As we have seen in gay straight relationships, however, child custody battles can be extremely complicated. In a lesbian straight relationship, there’s not just the two women a man and a woman fighting over custody, there’s also the father. Do the father's rights take precedence over his ex-wife's ex-partner’s boyfriend's rights?

Assuming the woman in your example was granted custody after her first divorce, she would retain custody after the second divorce or relationship. That is firmly established in case law--at least for heterosexuals.

Should her fitness be challenged in court, her first ex-husband would be first in line for custody, followed by extended family. Boyfriends are pretty low on the totem poll in custody battles. Ex-spouses not related to the children might fare slightly better, but just a notch.

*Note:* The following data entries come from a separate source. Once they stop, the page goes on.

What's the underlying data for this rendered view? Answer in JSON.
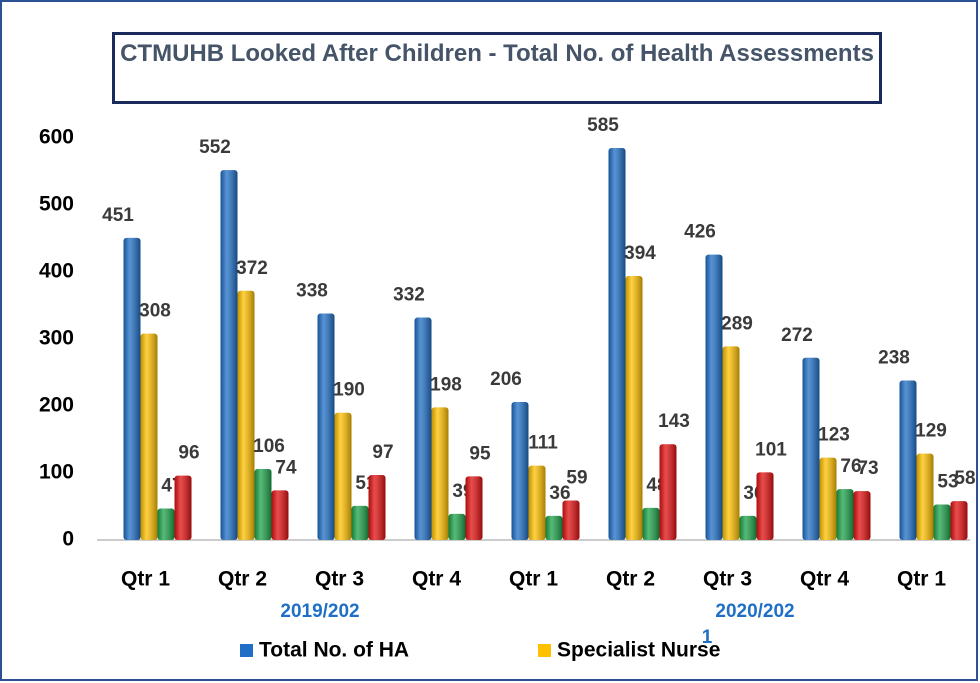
{
  "chart_data": {
    "type": "bar",
    "title": "CTMUHB Looked After Children - Total No. of Health Assessments",
    "categories": [
      "Qtr 1",
      "Qtr 2",
      "Qtr 3",
      "Qtr 4",
      "Qtr 1",
      "Qtr 2",
      "Qtr 3",
      "Qtr 4",
      "Qtr 1"
    ],
    "groups": [
      {
        "lines": [
          "2019/202"
        ]
      },
      {
        "lines": [
          "2020/202",
          "1"
        ]
      }
    ],
    "series": [
      {
        "name": "Total No. of HA",
        "color": "#1f6fc6",
        "values": [
          451,
          552,
          338,
          332,
          206,
          585,
          426,
          272,
          238
        ]
      },
      {
        "name": "Specialist Nurse",
        "color": "#ffc000",
        "values": [
          308,
          372,
          190,
          198,
          111,
          394,
          289,
          123,
          129
        ]
      },
      {
        "color": "#1da34a",
        "values": [
          47,
          106,
          51,
          39,
          36,
          48,
          36,
          76,
          53
        ]
      },
      {
        "color": "#e21010",
        "values": [
          96,
          74,
          97,
          95,
          59,
          143,
          101,
          73,
          58
        ]
      }
    ],
    "ylim": [
      0,
      600
    ],
    "yticks": [
      0,
      100,
      200,
      300,
      400,
      500,
      600
    ],
    "grid": false
  }
}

By contrast, courts are beginning to give more favoritism to non-related gay partners than to non-related heterosexual partners. Gay-related custody battles therefore will not likely ever have a coherent rule to follow. They will be tedious affairs, decided case-by-case, without universal principle.

If you meant that the gay partners were married, then just assume that the boyfriend/girlfriend were married as well. It doesn't make it any less complicated. Some parties are legal guardians and some are not. Their marital status is irrelevant.

When it comes to homosexuals, yes, you are right. Their marital status is irrelevant.

(A response to your other comments is forthcoming at another time.)